As of the 2020 United States census, there were 2,336 people, 835 households, and 505 families residing in the town.

===2000 census===
As of the census of 2000, there were 2,392 people, 945 households, and 605 families residing in the town. The population density was 1,112.5 PD/sqmi. There were 1,076 housing units at an average density of 500.5 /sqmi. The racial makeup of the town was 76.25% White, 21.32% African American, 0.13% Native American, 0.13% Asian, 1.42% from other races, and 0.75% from two or more races. Hispanic or Latino of any race were 2.34% of the population.

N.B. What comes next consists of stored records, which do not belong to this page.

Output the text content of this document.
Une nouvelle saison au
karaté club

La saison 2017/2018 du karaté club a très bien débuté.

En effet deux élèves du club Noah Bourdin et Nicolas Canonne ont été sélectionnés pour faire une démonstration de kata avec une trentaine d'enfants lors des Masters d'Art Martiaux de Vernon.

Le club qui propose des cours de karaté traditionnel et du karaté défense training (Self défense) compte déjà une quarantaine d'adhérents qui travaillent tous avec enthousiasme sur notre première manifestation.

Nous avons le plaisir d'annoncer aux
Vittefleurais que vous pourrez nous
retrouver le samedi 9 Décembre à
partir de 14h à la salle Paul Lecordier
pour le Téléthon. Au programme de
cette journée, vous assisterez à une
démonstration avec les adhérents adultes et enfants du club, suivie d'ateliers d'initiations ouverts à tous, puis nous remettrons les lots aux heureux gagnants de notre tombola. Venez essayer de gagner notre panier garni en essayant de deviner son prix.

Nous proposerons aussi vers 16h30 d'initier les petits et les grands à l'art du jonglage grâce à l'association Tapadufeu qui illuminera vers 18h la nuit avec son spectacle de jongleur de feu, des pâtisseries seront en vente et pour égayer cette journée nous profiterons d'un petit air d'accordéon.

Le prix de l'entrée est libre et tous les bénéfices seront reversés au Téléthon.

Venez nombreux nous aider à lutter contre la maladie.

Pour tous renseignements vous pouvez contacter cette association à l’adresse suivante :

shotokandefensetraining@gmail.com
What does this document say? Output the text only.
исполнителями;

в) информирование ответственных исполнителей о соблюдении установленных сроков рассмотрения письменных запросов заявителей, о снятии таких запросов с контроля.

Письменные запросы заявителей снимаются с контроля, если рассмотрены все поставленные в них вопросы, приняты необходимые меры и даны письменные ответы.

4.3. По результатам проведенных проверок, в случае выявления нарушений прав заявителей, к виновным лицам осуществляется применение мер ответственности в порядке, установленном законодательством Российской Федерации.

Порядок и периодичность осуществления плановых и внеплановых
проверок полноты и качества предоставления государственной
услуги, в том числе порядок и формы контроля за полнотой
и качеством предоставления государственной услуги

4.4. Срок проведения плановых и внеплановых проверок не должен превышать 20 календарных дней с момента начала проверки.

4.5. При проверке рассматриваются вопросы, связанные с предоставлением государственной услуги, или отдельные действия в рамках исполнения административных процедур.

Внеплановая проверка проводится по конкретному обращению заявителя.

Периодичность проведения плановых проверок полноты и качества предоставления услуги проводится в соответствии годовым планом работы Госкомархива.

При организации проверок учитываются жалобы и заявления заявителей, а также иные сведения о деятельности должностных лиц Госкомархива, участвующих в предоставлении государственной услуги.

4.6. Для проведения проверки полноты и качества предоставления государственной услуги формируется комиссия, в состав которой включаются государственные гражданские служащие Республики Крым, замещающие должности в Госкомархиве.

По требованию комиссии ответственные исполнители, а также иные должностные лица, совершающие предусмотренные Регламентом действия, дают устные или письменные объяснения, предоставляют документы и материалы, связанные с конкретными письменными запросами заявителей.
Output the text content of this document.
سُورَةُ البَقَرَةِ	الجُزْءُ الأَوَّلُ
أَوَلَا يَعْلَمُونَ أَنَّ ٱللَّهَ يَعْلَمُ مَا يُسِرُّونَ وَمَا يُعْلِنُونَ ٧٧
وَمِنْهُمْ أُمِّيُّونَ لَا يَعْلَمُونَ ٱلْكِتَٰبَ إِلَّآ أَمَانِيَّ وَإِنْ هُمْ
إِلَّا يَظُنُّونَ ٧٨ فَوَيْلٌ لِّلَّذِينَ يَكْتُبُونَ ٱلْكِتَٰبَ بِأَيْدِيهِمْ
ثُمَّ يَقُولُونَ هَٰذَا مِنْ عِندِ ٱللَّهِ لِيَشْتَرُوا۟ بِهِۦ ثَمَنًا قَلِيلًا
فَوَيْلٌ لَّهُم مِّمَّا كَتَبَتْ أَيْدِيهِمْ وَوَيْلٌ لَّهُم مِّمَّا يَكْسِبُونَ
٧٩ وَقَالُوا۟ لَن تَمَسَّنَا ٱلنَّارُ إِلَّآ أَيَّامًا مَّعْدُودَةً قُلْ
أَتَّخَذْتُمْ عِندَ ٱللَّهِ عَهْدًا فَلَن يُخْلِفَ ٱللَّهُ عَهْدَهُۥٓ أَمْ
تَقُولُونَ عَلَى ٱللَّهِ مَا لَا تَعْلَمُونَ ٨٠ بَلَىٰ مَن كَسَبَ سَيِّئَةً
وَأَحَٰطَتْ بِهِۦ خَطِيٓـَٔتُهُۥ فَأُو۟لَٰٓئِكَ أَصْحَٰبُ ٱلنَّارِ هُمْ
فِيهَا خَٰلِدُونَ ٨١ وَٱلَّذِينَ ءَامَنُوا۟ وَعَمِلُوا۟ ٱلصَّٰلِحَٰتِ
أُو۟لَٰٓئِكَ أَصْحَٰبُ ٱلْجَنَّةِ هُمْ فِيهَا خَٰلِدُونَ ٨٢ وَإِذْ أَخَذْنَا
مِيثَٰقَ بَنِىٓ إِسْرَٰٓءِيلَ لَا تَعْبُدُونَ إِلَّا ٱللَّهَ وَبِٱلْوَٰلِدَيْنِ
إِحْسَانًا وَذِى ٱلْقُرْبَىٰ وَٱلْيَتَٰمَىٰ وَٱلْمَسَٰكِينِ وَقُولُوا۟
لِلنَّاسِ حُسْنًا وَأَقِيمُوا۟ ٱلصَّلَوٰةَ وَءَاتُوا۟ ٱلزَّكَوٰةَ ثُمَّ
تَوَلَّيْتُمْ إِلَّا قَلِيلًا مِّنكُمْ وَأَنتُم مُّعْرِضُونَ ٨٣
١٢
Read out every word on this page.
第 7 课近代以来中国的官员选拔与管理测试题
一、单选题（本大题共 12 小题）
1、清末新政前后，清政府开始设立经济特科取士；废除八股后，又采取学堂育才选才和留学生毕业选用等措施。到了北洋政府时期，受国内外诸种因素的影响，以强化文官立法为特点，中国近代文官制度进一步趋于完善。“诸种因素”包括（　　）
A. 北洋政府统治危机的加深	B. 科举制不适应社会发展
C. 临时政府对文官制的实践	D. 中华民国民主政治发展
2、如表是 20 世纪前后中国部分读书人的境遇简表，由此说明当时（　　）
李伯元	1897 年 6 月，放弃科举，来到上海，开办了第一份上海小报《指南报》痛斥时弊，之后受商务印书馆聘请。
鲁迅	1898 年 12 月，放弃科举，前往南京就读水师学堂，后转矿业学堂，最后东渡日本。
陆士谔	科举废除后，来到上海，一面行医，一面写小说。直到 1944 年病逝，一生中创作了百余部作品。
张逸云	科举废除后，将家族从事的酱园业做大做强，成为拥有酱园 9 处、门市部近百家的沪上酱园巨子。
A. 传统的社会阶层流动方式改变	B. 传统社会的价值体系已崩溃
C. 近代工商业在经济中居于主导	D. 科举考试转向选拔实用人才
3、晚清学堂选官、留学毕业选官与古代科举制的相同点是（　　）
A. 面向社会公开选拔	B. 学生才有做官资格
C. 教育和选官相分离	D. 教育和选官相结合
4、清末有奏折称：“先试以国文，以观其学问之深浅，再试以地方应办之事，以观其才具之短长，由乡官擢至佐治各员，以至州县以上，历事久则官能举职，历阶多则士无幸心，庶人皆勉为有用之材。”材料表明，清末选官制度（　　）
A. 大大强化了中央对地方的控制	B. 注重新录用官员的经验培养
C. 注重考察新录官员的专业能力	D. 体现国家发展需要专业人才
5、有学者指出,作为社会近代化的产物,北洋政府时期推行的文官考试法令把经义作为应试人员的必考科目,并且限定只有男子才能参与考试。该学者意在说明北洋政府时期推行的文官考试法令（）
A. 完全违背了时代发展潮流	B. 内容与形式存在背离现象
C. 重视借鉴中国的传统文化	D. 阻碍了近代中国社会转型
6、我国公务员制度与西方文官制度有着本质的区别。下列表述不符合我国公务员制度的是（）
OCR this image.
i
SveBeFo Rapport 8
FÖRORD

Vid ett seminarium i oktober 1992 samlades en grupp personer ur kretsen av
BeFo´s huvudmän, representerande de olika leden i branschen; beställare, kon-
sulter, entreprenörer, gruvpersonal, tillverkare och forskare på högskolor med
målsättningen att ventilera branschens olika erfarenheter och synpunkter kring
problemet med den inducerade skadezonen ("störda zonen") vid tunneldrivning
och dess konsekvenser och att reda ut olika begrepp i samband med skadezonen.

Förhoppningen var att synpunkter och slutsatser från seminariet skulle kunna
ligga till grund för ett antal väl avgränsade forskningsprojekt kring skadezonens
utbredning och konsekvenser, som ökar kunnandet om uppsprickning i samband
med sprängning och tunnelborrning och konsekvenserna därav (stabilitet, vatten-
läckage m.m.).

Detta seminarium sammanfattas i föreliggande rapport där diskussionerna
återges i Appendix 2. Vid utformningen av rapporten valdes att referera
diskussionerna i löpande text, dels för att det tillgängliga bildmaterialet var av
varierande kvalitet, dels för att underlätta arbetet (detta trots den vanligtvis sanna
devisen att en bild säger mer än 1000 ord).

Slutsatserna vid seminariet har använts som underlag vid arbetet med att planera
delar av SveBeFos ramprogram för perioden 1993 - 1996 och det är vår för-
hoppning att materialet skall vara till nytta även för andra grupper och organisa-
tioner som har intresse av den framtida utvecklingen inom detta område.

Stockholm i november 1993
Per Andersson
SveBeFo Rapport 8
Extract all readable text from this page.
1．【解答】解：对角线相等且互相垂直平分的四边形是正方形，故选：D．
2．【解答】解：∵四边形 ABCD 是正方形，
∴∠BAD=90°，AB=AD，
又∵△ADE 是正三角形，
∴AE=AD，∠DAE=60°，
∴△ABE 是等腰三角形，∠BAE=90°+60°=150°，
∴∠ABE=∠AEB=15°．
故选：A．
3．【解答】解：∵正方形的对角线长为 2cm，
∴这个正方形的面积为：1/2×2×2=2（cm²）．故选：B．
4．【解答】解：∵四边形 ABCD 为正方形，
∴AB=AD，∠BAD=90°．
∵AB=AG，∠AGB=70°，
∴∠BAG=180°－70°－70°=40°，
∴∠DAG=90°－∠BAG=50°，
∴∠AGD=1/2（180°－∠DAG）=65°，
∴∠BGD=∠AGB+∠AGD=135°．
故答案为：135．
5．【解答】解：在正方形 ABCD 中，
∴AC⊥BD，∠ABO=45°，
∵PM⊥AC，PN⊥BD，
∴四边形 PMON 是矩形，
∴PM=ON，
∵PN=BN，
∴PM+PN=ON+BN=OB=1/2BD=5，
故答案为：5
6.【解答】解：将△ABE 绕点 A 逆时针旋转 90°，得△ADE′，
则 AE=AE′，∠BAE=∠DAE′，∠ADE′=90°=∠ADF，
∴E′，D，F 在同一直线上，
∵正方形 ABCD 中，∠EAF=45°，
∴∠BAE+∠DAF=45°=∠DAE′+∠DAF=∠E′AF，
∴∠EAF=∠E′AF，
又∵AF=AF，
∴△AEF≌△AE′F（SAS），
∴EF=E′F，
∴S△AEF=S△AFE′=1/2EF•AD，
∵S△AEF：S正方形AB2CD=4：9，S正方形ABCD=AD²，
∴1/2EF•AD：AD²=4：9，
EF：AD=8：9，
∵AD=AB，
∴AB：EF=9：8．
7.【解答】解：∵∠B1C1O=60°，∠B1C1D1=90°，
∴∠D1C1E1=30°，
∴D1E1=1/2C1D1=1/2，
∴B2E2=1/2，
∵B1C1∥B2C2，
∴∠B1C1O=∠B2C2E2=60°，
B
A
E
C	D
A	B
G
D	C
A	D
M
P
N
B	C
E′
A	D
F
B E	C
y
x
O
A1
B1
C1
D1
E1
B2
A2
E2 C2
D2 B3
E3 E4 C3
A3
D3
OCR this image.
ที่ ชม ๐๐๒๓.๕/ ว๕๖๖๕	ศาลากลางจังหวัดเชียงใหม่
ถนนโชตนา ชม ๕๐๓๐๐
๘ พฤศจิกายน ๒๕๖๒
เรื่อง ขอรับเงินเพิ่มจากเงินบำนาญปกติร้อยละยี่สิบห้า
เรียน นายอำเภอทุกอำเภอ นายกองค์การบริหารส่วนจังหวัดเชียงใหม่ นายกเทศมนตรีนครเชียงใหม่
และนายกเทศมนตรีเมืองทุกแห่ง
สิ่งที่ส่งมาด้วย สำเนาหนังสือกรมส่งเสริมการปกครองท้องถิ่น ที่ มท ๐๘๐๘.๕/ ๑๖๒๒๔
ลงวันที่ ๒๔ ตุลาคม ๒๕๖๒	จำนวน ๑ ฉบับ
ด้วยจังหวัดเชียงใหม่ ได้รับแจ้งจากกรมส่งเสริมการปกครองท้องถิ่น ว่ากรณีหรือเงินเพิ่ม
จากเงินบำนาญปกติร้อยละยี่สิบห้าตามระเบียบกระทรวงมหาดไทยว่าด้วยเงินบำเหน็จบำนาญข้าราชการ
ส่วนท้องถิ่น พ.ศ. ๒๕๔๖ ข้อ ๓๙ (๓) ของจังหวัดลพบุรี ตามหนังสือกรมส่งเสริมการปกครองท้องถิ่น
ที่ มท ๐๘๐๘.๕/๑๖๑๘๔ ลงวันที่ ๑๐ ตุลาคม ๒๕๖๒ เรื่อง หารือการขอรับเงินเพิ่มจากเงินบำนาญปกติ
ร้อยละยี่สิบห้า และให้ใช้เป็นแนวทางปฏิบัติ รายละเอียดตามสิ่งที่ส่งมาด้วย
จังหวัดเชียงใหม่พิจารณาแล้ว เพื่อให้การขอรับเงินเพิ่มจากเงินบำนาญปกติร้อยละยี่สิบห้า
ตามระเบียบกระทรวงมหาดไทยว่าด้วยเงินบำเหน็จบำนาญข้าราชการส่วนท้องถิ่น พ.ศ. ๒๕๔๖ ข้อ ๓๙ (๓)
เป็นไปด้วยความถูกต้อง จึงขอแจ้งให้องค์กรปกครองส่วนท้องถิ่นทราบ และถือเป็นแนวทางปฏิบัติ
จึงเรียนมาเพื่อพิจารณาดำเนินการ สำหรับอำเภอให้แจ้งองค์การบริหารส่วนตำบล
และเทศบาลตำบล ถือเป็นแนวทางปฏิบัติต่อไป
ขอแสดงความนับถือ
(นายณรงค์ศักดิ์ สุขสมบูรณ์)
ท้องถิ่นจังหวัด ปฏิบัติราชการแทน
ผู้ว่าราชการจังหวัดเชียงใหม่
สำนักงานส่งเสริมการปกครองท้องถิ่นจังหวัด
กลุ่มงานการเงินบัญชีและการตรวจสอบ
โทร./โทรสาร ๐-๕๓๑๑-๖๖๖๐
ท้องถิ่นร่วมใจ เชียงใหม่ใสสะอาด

There were 945 households, out of which 28.7% had children under the age of 18 living with them, 45.0% were married couples living together, 16.1% had a female householder with no husband present, and 35.9% were non-families. 33.3% of all households were made up of individuals, and 18.2% had someone living alone who was 65 years of age or older. The average household size was 2.35 and the average family size was 2.98.

In the town, the population was spread out, with 23.8% under the age of 18, 8.1% from 18 to 24, 25.9% from 25 to 44, 20.2% from 45 to 64, and 22.0% who were 65 years of age or older. The median age was 39 years. For every 100 females, there were 81.9 males. For every 100 females age 18 and over, there were 79.5 males.

The median income for a household in the town was $25,750, and the median income for a family was $38,295. Males had a median income of $26,167 versus $21,650 for females. The per capita income for the town was $14,146. About 16.1% of families and 20.5% of the population were below the poverty line, including 22.9% of those under age 18 and 23.8% of those age 65 or over.